We **only** want the seed for **shuffling** to be the same across workers (meaning: across DataLoader workers **and** DDP workers).

Idea: pass the shuffling seed in `__init__()`. But **be careful**: we still need to make sure the seed will be different across epochs (remember [`DistributedSampler.set_epoch()`](https://github.com/pytorch/pytorch/blob/401179f263d5ba22731de107874f41fdd256737f/torch/utils/data/distributed.py#L100)?)

TL;DR: it's hard 🥲

*The implementation of an iterable dataset that properly handles DDP and DataLoader multiprocessing, shuffling and sharding, all within a simple user-friendly API that does not expose low-level implementation details, is left as an exercise to the reader.*

## Take away:

We've seen a bunch of issues with iterable datasets:
  - Related to sharding / multiprocessing
    - inside the DataLoader
    - outside the DataLoader (DDP)
    - when both are involved
  - Related to shuffling
  - Related to the *order* of these operation: shuffling before sharding

Hopefully, you're confused. It is confusing! **We cannot expect our users to understand all this**.

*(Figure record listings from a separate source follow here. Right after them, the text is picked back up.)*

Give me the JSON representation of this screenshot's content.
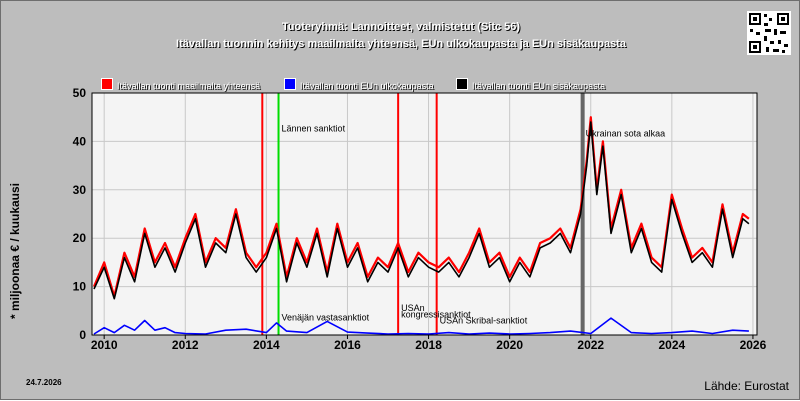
{
  "header": {
    "title": "Tuoteryhmä: Lannoitteet, valmistetut (Sitc 56)",
    "subtitle": "Itävallan tuonnin kehitys maailmalta yhteensä, EUn ulkokaupasta ja EUn sisäkaupasta"
  },
  "footer": {
    "date": "24.7.2026",
    "source": "Lähde: Eurostat"
  },
  "chart_data": {
    "type": "line",
    "ylabel": "* miljoonaa € / kuukausi",
    "xlabel": "",
    "ylim": [
      0,
      50
    ],
    "xlim": [
      2009.7,
      2026.1
    ],
    "yticks": [
      0,
      10,
      20,
      30,
      40,
      50
    ],
    "xticks": [
      2010,
      2012,
      2014,
      2016,
      2018,
      2020,
      2022,
      2024,
      2026
    ],
    "grid": true,
    "legend_position": "top",
    "colors": {
      "plot_bg": "#f4f4f4",
      "frame": "#000000"
    },
    "series": [
      {
        "name": "Itävallan tuonti maailmalta yhteensä",
        "color": "#ff0000",
        "x": [
          2009.75,
          2010.0,
          2010.25,
          2010.5,
          2010.75,
          2011.0,
          2011.25,
          2011.5,
          2011.75,
          2012.0,
          2012.25,
          2012.5,
          2012.75,
          2013.0,
          2013.25,
          2013.5,
          2013.75,
          2014.0,
          2014.25,
          2014.5,
          2014.75,
          2015.0,
          2015.25,
          2015.5,
          2015.75,
          2016.0,
          2016.25,
          2016.5,
          2016.75,
          2017.0,
          2017.25,
          2017.5,
          2017.75,
          2018.0,
          2018.25,
          2018.5,
          2018.75,
          2019.0,
          2019.25,
          2019.5,
          2019.75,
          2020.0,
          2020.25,
          2020.5,
          2020.75,
          2021.0,
          2021.25,
          2021.5,
          2021.75,
          2021.9,
          2022.0,
          2022.15,
          2022.3,
          2022.5,
          2022.75,
          2023.0,
          2023.25,
          2023.5,
          2023.75,
          2024.0,
          2024.25,
          2024.5,
          2024.75,
          2025.0,
          2025.25,
          2025.5,
          2025.75,
          2025.9
        ],
        "values": [
          10,
          15,
          8,
          17,
          12,
          22,
          15,
          19,
          14,
          20,
          25,
          15,
          20,
          18,
          26,
          17,
          14,
          17,
          23,
          12,
          20,
          15,
          22,
          13,
          23,
          15,
          19,
          12,
          16,
          14,
          19,
          13,
          17,
          15,
          14,
          16,
          13,
          17,
          22,
          15,
          17,
          12,
          16,
          13,
          19,
          20,
          22,
          18,
          26,
          36,
          45,
          30,
          40,
          22,
          30,
          18,
          23,
          16,
          14,
          29,
          22,
          16,
          18,
          15,
          27,
          17,
          25,
          24
        ]
      },
      {
        "name": "Itävallan tuonti EUn ulkokaupasta",
        "color": "#0000ff",
        "x": [
          2009.75,
          2010.0,
          2010.25,
          2010.5,
          2010.75,
          2011.0,
          2011.25,
          2011.5,
          2011.75,
          2012.0,
          2012.5,
          2013.0,
          2013.5,
          2014.0,
          2014.25,
          2014.5,
          2015.0,
          2015.5,
          2016.0,
          2016.5,
          2017.0,
          2017.5,
          2018.0,
          2018.5,
          2019.0,
          2019.5,
          2020.0,
          2020.5,
          2021.0,
          2021.5,
          2022.0,
          2022.5,
          2023.0,
          2023.5,
          2024.0,
          2024.5,
          2025.0,
          2025.5,
          2025.9
        ],
        "values": [
          0.2,
          1.5,
          0.5,
          2.0,
          1.0,
          3.0,
          1.0,
          1.5,
          0.5,
          0.3,
          0.2,
          1.0,
          1.2,
          0.5,
          2.5,
          0.8,
          0.5,
          2.8,
          0.6,
          0.4,
          0.2,
          0.3,
          0.2,
          0.5,
          0.2,
          0.4,
          0.2,
          0.3,
          0.5,
          0.8,
          0.3,
          3.5,
          0.5,
          0.3,
          0.5,
          0.8,
          0.3,
          1.0,
          0.8
        ]
      },
      {
        "name": "Itävallan tuonti EUn sisäkaupasta",
        "color": "#000000",
        "x": [
          2009.75,
          2010.0,
          2010.25,
          2010.5,
          2010.75,
          2011.0,
          2011.25,
          2011.5,
          2011.75,
          2012.0,
          2012.25,
          2012.5,
          2012.75,
          2013.0,
          2013.25,
          2013.5,
          2013.75,
          2014.0,
          2014.25,
          2014.5,
          2014.75,
          2015.0,
          2015.25,
          2015.5,
          2015.75,
          2016.0,
          2016.25,
          2016.5,
          2016.75,
          2017.0,
          2017.25,
          2017.5,
          2017.75,
          2018.0,
          2018.25,
          2018.5,
          2018.75,
          2019.0,
          2019.25,
          2019.5,
          2019.75,
          2020.0,
          2020.25,
          2020.5,
          2020.75,
          2021.0,
          2021.25,
          2021.5,
          2021.75,
          2021.9,
          2022.0,
          2022.15,
          2022.3,
          2022.5,
          2022.75,
          2023.0,
          2023.25,
          2023.5,
          2023.75,
          2024.0,
          2024.25,
          2024.5,
          2024.75,
          2025.0,
          2025.25,
          2025.5,
          2025.75,
          2025.9
        ],
        "values": [
          9.5,
          14,
          7.5,
          16,
          11,
          21,
          14,
          18,
          13,
          19,
          24,
          14,
          19,
          17,
          25,
          16,
          13,
          16,
          22,
          11,
          19,
          14,
          21,
          12,
          22,
          14,
          18,
          11,
          15,
          13,
          18,
          12,
          16,
          14,
          13,
          15,
          12,
          16,
          21,
          14,
          16,
          11,
          15,
          12,
          18,
          19,
          21,
          17,
          25,
          35,
          44,
          29,
          39,
          21,
          29,
          17,
          22,
          15,
          13,
          28,
          21,
          15,
          17,
          14,
          26,
          16,
          24,
          23
        ]
      }
    ],
    "annotations": [
      {
        "x": 2013.9,
        "color": "#ff0000",
        "label": "",
        "label_y": null
      },
      {
        "x": 2014.3,
        "color": "#00dd00",
        "label": "Lännen sanktiot",
        "label_y": 42
      },
      {
        "x": 2014.3,
        "color": null,
        "label": "Venäjän vastasanktiot",
        "label_y": 3.0
      },
      {
        "x": 2017.25,
        "color": "#ff0000",
        "label": "USAn",
        "label_y": 5.0
      },
      {
        "x": 2017.25,
        "color": null,
        "label": "kongressisanktiot",
        "label_y": 3.6
      },
      {
        "x": 2018.2,
        "color": "#ff0000",
        "label": "USAn Skribal-sanktiot",
        "label_y": 2.4
      },
      {
        "x": 2021.8,
        "color": "#666666",
        "label": "Ukrainan sota alkaa",
        "label_y": 41
      }
    ]
  }
}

One of the torchdata's team KR for H1 is adoption of datapipes by torchvision and torchtext. Hopefully (but this *still* needs to be benchmarked), datapipes provide a unified way to access internal (manifold) and external resources. Before we can adopt datapipes:

### We need **cannonical, high-level, robust APIs** that will prevent users from falling into all these traps.

 The torchdata team is working on open-sourcing DataLoaderV2. We need to make sure these problems are addressed in DataLoaderV2.